Au cours du débat, certaines délégations ont souligné la nécessité de prendre en considération les diversités régionales, culturelles et historiques lors de l'examen de la situation des droits de l'homme. D'autres, par contre, ont souligné que ces différences ne devaient pas être utilisées pour justifier les violations des droits de l'homme. De nombreuses délégations ont affirmé des violations des droits de l'homme dans tous les pays et que chacun doit faire son examen de conscience. Plusieurs délégations se sont, en outre, insurgées contre les tentatives de certains pays d'imposer leur modèle de société.
Les représentants de l'Inde, de Cuba, de la République arabe syrienne, des Iles Marshall et de la Nouvelle-Zélande sont intervenus au cours du débat L'Observatrice de la Palestine a également pris la parole.
La Commission poursuivra ses travaux sur ces questions cet après-midi à 15 heures.
Débat général
M. PRAKASH SHAH (Inde) a rappelé que, l'année dernière, sa délégation a engagé tous les pays à coopérer afin de promouvoir les droits de l'homme, à ne pas politiser la question, à être impartial, non sélectif et juste, à combattre le terrorisme et à créer des mécanismes qui soient à la fois impartiaux, crédibles et représentatifs de toutes les régions. Sa délégation est déçue qu'il n'y ait pas eu de réels progrès en ce sens. Certains pays continuent à violer les droits civils et politiques tandis que d'autres refusent de reconnaître le droit économique. Les enfants sont toujours exploités et les minorités religieuses maltraitées. Certains pays continuent à soutenir le terrorisme, à politiser la question des droits de l'homme, à être sélectif dans leur approche. Les espoirs de l'Inde d'une moralité internationale des droits de l'homme fondée sur un esprit constructif de coopération plutôt que sur l'imposition d'idées et la confrontation, ont été déçus. Le principe d'universalité, d'individualité et d'interdépendance est central.

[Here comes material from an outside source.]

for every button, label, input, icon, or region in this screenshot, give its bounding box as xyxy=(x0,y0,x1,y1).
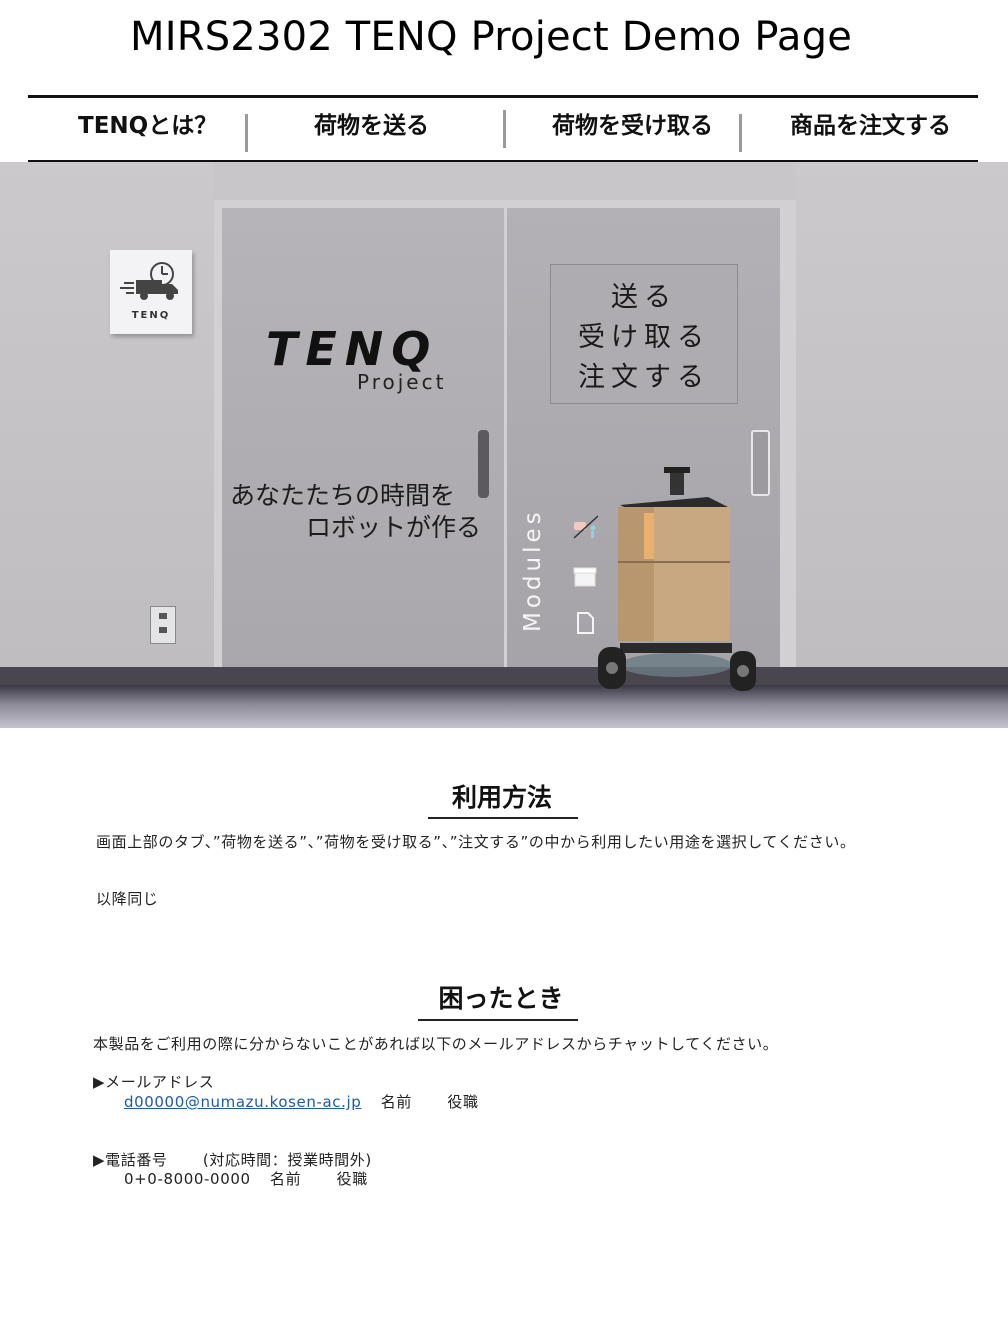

L'Inde continue à dénoncer les normes doubles, caractéristiques de l'attitude de certains pays de l'Ouest. Elle regrette la tendance qui utilise les droits de l'homme pour renforcer la division Nord-Sud et imposer une pression politique sur de nombreux pays en développement. Au catalogue des défauts de l'approche occidentale, l'Inde ajoute le manque de perspective historique et de sens de l'autocritique. Il est aussi regrettable de confondre les symptômes du sous-développement avec des violations conscientes des droits de l'homme. Il faudrait une approche plus constructive et efficace qui tente de créer un environnement dans lequel les individus ne soit pas obligés de vivre dans des situations de misère, de conflit ou de violations des droits de l'homme. Dans ce contexte, le représentant a souligné l'interdépendance du développement, de la démocratie et des droits de l'homme. L'Inde a toujours privilégié les principes complémentaires de démocratie et de développement.
Le représentant a relevé les dangers du militantisme politique qui, au nom de la défense des droits de l'homme, risque de rompre l'équilibre fragile du tissu social qui s'est patiemment mis en place dans les sociétés multiethniques et multireligieuses. Une promotion équilibrée des droits de l'homme devrait se faire notamment par celle de la démocratie qui permet de réconcilier les droits individuels et collectifs. Il faut aussi promouvoir le respect de la loi et le développement des institutions nationales des droits de l'homme. L'Inde a privilégié les institutions nationales des droits de l'homme qui contribuent activement à la protection de ceux-ci. Les droits sociaux et économiques doivent également être garantis.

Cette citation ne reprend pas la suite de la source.